Circular Banked Track Friction

Question

I've tried answering this question by resolving forces, then finding an expression for friction and inserting the given data so I can prove $F = 0$. However, I never get an answer of $0$.

How do I do it?

Answer 1

Notice, mass of the car $m=1\ t=1000\ kg$,

speed of the car $v=72\ km/hr=20\ m/sec$,

radius of the circular path $r=160\ m$ $$\tan\alpha=\frac{1}{4}\iff \sin\alpha=\frac{1}{\sqrt {17}}, \cos \alpha=\frac{4}{\sqrt{17}}$$ $\color{red}{\text{Method 1}}$:Resolving components

Component of centrifugal force acting on the center of gravity of car parallel to & up the plane $$F_1=\frac{mv^2}{r}\cos \alpha$$ Component of gravitational force ($mg$) acting on the center of gravity of car parallel to & down the plane $$F_2=mg\sin \alpha$$

The lateral frictional force, $\color{red}{F_f}$ (parallel to & down the plane) acting between the tyres & the track $$F_f=F_1-F_2$$ $$=\frac{mv^2}{r}\cos \alpha-mg\sin \alpha=m\left(\frac{v^2}{r}\cos \alpha-g\sin \alpha\right)$$ $$=1000\left(\frac{20^2}{160}\frac{4}{\sqrt{17}}-10\frac{1}{\sqrt{17}}\right)$$ $$=1000\left(\frac{10}{\sqrt{17}}-\frac{10}{\sqrt{17}}\right)=\color{red}{0}$$

Hence, there is no lateral frictional force between tyres & the track.

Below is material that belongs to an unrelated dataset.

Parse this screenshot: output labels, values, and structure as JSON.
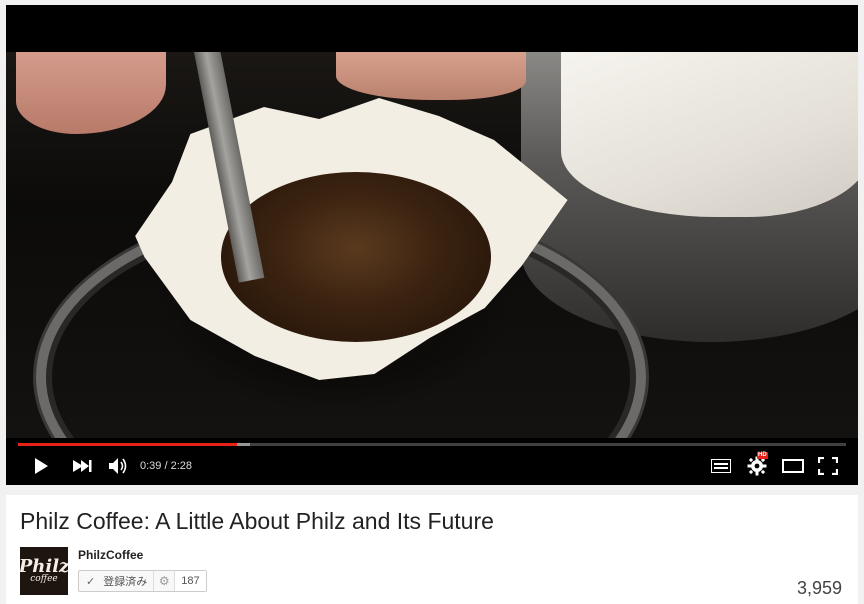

$\color{red}{\text{Alternative method}}$: There is direct condition for zero frictional force $$\tan \alpha=\frac{v^2}{rg}$$ Setting the corresponding values values, we get $$\frac{1}{4}=\frac{20^2}{160\times 10}$$ $$\frac{1}{4}=\frac{1}{4}$$ The condition is satisfied hence, there is no lateral frictional force between tyres & the track.